ABSTRACT

At the heart of this book is a love of literature. We don’t quite say that in thePreface or in ‘The Beginning’, but then, love often has to do with the unspoken. When King Lear is foolishly demanding each of his daughters in turn to tell him how much they love him, the most tender and devoted of them can only say to herself: ‘What shall Cordelia speak? Love, and be silent’ (1.1.57). Rather differently, in a phrase dating back to a poem by Oscar Wilde’s lover, Lord Alfred Douglas, published in 1894, homosexuality has sometimes been called ‘the love that dare not speak its name’ (in Rodensky 2006, 192). These two examples, hundreds of years apart, already intimate something of the complex nature of our topic, not least in suggesting that love and language are indissociably linked. Love may be silent, but Shakespeare still needs words to make that point: without the device of the aside (in which the audience or reader can learn what Cordelia is thinking, without other characters knowing it), we wouldn’t know that she loved her father at all. And as we soon discover, not telling her father how much she loves him has dire consequences for Cordelia, her father and everyone else: the entire tragedy spills out of this refusal to speak of love.

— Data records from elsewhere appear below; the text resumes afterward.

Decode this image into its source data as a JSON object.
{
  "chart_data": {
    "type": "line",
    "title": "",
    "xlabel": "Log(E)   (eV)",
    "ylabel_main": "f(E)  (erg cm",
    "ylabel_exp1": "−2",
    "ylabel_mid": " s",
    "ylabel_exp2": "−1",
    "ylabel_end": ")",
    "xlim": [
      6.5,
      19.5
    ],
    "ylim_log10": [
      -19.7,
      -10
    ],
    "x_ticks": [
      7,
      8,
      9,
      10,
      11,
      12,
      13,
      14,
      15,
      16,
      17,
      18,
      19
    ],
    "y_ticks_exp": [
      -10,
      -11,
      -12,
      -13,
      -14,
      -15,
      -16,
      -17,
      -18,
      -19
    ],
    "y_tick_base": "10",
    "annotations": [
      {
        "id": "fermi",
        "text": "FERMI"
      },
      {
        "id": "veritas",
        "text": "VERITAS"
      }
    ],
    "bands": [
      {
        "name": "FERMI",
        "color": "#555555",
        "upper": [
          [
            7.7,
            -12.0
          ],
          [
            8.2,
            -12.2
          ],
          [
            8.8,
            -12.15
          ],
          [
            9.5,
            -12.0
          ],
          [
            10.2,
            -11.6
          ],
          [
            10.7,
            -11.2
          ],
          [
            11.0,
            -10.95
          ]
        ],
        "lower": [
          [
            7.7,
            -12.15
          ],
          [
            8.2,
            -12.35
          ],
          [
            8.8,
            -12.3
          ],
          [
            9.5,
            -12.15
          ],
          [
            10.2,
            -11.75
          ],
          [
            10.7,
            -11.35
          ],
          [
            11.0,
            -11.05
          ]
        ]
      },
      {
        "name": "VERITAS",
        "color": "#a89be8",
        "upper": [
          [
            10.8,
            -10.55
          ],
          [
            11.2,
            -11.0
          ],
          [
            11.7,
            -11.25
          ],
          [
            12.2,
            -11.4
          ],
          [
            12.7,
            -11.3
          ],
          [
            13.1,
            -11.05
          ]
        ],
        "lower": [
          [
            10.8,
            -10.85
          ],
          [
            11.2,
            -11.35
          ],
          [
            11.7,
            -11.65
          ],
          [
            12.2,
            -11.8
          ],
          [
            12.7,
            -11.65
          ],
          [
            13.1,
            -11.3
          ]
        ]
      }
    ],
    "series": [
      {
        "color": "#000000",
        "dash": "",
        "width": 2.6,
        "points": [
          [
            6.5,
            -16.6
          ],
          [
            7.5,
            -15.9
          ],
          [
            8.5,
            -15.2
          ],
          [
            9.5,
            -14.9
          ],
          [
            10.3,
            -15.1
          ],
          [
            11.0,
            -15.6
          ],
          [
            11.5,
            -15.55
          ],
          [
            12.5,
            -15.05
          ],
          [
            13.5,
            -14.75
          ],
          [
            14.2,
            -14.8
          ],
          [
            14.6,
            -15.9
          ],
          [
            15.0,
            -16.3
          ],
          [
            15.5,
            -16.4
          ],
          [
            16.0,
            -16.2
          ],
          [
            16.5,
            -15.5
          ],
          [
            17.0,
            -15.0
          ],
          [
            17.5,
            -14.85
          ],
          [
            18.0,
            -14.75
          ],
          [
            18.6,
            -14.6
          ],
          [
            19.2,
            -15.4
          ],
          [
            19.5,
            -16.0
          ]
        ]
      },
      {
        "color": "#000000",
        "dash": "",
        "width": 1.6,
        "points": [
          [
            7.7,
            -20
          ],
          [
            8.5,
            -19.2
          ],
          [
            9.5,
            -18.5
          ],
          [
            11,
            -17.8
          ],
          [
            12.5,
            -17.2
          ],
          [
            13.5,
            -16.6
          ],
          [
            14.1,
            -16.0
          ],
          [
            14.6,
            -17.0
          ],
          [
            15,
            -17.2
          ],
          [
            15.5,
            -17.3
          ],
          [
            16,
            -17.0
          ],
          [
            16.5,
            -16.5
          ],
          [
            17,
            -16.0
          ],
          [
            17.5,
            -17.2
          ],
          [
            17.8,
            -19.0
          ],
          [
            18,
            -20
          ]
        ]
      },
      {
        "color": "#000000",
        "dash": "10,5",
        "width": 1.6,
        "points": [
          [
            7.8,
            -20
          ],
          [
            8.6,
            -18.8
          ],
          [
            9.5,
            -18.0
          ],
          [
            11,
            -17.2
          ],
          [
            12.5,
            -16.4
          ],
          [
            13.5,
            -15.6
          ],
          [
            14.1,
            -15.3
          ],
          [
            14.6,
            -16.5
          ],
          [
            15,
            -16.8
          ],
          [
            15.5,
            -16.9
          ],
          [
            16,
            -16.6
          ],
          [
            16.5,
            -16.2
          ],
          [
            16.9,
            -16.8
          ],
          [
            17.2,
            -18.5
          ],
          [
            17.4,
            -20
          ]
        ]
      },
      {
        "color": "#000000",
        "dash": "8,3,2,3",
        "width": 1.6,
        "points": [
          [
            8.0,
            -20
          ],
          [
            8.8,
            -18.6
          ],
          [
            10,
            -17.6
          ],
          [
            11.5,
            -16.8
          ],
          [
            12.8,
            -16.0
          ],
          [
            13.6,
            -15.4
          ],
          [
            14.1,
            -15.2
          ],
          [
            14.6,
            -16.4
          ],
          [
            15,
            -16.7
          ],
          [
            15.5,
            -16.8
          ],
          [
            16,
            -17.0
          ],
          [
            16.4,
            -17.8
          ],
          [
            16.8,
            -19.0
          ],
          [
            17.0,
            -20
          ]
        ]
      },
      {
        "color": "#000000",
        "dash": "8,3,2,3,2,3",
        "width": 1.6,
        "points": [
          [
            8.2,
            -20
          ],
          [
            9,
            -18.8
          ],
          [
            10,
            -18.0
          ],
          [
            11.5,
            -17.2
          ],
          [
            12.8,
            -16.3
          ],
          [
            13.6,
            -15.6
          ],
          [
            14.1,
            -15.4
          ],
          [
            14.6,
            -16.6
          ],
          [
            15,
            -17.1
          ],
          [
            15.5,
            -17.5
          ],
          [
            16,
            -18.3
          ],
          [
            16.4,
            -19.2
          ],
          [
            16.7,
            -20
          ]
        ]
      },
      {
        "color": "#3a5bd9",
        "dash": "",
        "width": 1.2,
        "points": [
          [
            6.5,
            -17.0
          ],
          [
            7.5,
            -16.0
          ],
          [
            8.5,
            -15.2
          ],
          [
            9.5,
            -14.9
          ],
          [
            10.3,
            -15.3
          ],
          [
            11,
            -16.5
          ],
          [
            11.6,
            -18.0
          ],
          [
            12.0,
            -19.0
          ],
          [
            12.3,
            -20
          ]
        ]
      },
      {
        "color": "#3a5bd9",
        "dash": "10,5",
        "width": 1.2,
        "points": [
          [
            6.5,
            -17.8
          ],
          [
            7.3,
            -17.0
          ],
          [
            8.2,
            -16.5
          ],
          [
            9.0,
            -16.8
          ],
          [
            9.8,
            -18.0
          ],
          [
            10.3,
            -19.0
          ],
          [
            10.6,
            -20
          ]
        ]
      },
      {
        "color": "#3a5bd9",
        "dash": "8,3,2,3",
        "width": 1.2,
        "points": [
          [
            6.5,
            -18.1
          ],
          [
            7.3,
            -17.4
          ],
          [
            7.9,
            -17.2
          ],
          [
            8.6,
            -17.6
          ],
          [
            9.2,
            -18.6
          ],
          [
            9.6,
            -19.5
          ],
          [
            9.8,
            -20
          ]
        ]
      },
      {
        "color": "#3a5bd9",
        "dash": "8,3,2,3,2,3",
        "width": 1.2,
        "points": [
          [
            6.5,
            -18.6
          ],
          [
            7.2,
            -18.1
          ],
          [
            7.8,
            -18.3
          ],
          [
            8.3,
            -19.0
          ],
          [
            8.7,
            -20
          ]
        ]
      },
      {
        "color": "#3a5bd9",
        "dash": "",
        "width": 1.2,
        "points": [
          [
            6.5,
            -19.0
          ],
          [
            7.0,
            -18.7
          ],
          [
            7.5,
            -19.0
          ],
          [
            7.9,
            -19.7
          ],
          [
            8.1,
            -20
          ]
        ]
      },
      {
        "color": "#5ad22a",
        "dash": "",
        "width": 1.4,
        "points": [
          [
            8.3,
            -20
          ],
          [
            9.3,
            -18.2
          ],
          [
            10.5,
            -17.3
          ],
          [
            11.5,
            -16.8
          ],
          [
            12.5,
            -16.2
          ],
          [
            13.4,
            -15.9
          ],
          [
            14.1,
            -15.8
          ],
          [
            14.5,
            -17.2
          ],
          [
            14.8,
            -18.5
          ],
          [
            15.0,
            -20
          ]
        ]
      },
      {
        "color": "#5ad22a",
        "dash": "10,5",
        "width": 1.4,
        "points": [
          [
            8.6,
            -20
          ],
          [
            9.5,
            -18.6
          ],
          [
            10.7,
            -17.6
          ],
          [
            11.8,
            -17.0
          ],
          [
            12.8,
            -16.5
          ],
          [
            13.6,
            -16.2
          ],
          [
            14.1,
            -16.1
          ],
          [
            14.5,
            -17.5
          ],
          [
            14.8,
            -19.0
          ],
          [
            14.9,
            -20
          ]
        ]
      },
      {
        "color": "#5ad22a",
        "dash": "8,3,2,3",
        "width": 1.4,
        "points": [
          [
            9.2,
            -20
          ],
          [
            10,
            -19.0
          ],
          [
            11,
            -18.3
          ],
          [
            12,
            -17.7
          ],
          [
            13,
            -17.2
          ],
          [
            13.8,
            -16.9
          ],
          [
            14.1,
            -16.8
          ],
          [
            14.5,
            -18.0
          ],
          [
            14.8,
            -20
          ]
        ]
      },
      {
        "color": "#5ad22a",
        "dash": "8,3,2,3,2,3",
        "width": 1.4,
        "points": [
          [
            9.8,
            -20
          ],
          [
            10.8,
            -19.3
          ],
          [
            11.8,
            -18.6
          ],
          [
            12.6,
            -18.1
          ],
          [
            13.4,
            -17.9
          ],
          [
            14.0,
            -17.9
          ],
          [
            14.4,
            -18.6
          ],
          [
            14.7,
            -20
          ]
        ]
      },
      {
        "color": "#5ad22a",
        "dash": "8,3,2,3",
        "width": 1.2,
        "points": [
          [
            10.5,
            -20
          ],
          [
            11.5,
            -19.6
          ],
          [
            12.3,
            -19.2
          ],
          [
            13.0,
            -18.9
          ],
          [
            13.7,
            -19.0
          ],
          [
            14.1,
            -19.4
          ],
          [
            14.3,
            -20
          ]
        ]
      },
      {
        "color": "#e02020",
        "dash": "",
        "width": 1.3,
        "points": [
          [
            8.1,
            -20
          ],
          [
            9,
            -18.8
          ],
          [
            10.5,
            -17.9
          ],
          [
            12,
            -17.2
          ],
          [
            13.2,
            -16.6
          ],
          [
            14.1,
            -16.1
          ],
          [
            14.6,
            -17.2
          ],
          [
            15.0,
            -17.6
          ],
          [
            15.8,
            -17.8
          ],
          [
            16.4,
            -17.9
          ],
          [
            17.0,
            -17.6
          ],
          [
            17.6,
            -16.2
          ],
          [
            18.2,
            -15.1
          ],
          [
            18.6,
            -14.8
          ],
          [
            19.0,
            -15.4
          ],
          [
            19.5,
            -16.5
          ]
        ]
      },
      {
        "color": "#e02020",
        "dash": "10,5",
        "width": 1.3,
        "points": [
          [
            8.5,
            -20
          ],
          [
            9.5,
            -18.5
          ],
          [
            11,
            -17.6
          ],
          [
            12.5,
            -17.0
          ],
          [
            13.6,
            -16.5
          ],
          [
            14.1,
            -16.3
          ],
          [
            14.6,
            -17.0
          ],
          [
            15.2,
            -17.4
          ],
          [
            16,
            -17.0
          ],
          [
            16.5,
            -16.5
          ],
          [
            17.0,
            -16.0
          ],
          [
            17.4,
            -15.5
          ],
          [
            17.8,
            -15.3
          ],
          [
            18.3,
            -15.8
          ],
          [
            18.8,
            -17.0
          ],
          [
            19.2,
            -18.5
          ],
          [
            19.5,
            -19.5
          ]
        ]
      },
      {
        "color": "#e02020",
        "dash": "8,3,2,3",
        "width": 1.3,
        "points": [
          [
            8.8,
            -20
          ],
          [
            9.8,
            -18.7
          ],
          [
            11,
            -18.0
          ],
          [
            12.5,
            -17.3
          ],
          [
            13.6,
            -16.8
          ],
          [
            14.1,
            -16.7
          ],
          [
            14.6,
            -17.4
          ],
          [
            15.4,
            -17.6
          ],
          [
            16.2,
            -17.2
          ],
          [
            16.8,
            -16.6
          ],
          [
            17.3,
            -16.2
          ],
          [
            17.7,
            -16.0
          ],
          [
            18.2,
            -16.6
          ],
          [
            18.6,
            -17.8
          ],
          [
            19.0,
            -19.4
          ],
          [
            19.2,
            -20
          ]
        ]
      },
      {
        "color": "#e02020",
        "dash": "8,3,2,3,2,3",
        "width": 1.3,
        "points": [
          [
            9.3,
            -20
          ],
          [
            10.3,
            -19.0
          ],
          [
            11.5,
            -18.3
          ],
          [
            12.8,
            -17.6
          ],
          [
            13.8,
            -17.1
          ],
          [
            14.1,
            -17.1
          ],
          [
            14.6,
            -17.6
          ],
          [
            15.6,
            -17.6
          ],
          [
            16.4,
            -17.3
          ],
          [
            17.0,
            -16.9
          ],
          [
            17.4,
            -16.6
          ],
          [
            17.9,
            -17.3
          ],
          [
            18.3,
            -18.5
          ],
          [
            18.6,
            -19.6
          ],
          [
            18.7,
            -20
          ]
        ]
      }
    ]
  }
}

Correspondingly, the very wording of Douglas’s ‘love that dare not speak its name’ alerts us to the senses of fear, danger, constraint and concealment that (especially prior to its decriminalization in the UK in 1967) usually accompanied – and in many parts of the world still accompany – homosexual love. At the same time, these examples gesture towards another major dimension of our topic, namely the unsayable. Filial or romantic, straight or queer, love is often associated with what cannot be said, with the inexpressible or ineffable. And, paradoxically, talking about what cannot be said, about the ineffable, about what is ‘beyond words’, can prove to be an especially effective way of talking about love.